Amazon Says Employee Error Caused Tuesday’s Cloud Outage
(Bloomberg) — Amazon.com Inc. said efforts to fix a bug in its cloud-computing service caused prolonged disruptions Tuesday that affected thousands of websites and apps, from project-management and expense-reporting tools to commuter alerts.
An Amazon Web Services employee working on the issue accidentally switched off more computer servers than intended at 9:37 a.m. Seattle time, resulting in errors that cascaded through the company’s S3 service, Amazon said in a statement Thursday. S3 is used to house data, manage apps and software downloads by nearly 150,000 sites, including ESPN.com and aol.com, according to SimilarTech.com.
“We are making several changes as a result of this operational event,” Amazon said in a statement. “While removal of capacity is a key operational practice, in this instance, the tool used allowed too much capacity to be removed too quickly. We have modified this tool to remove capacity more slowly and added safeguards to prevent capacity from being removed when it will take any subsystem below its minimum required capacity level.”
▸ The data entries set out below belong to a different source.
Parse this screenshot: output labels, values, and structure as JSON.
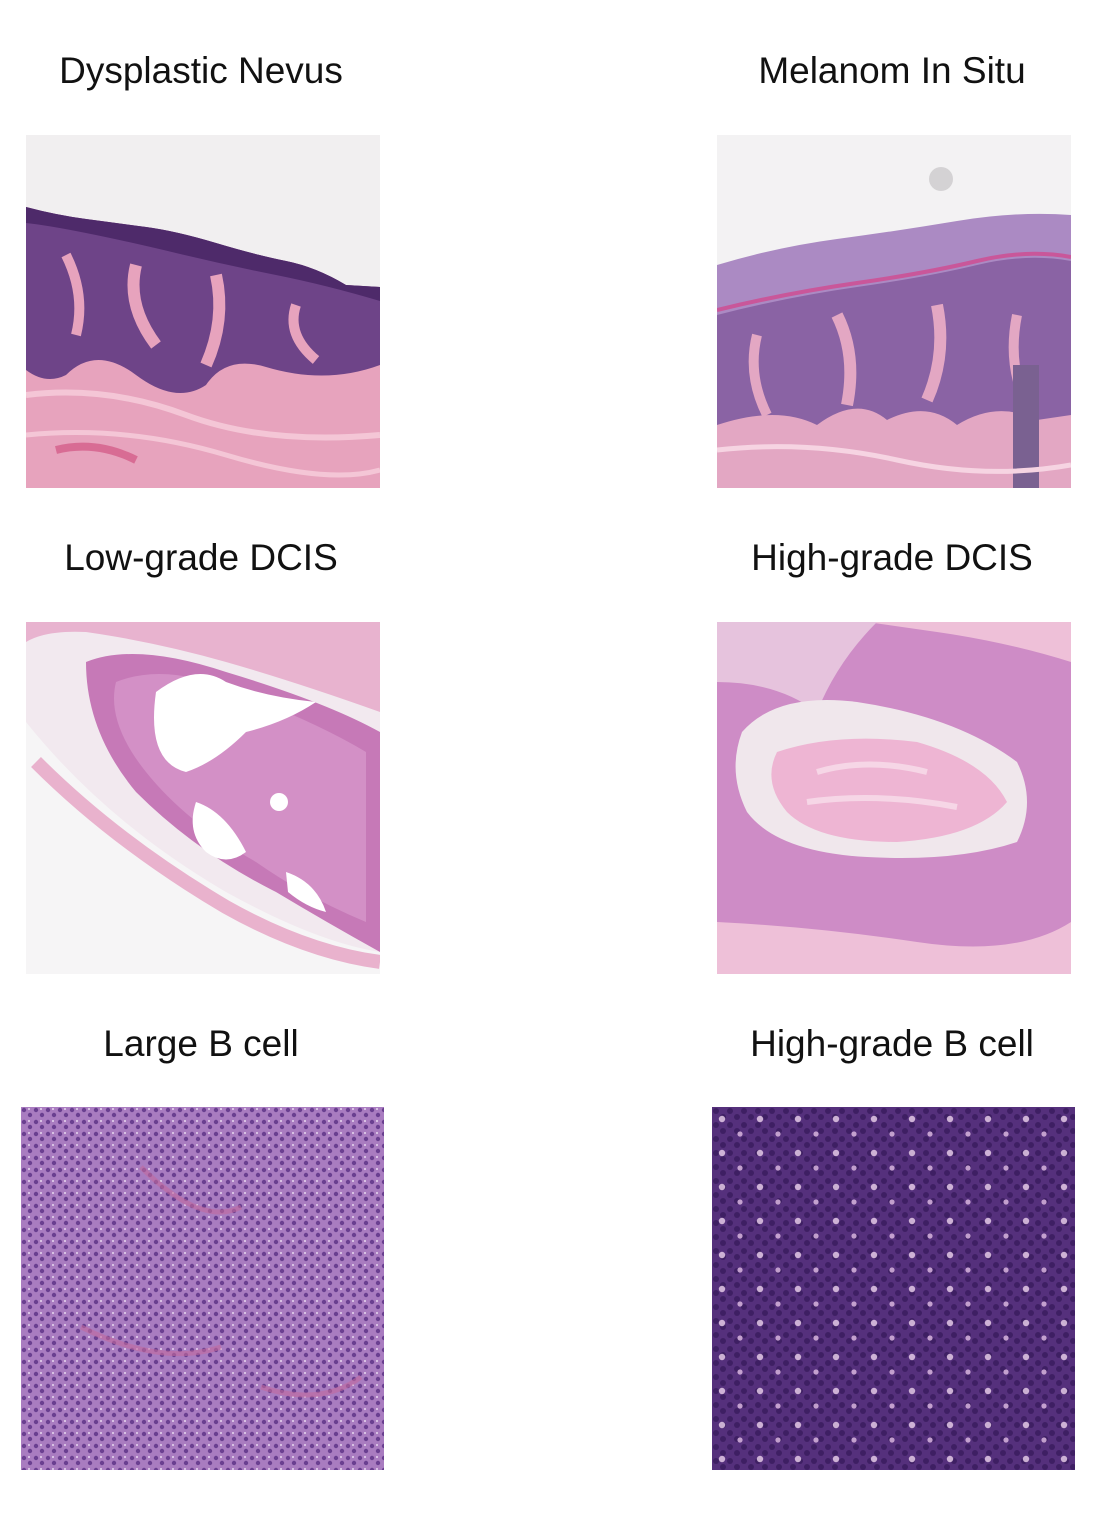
{
  "panels": [
    {
      "title": "Dysplastic Nevus"
    },
    {
      "title": "Melanom In Situ"
    },
    {
      "title": "Low-grade DCIS"
    },
    {
      "title": "High-grade DCIS"
    },
    {
      "title": "Large B cell"
    },
    {
      "title": "High-grade B cell"
    }
  ],
  "colors": {
    "background": "#ffffff",
    "stroma_pink": "#e89bb8",
    "epidermis_purple": "#6b3f86",
    "membrane_pink": "#c9579a",
    "lymphoid_lavender": "#9b6cb4",
    "lymphoid_dark": "#4f2a76"
  }
}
AWS is the company’s fastest-growing and most-profitable division, generating $3.5 billion in revenue in the fourth quarter. It’s the biggest public cloud-services provider, with data centers around the world that handle the computing power for many large companies, such as Netflix Inc. and Capital One Corp. Amazon and competitors like Microsoft Corp. and Alphabet Inc.’s Google are growing their cloud businesses as customers find it more efficient to shift their data storage and computer processes to the cloud rather than maintaining those functions on their own. Widespread adoption also increases the likelihood that problems with one service can have sweeping ramifications online.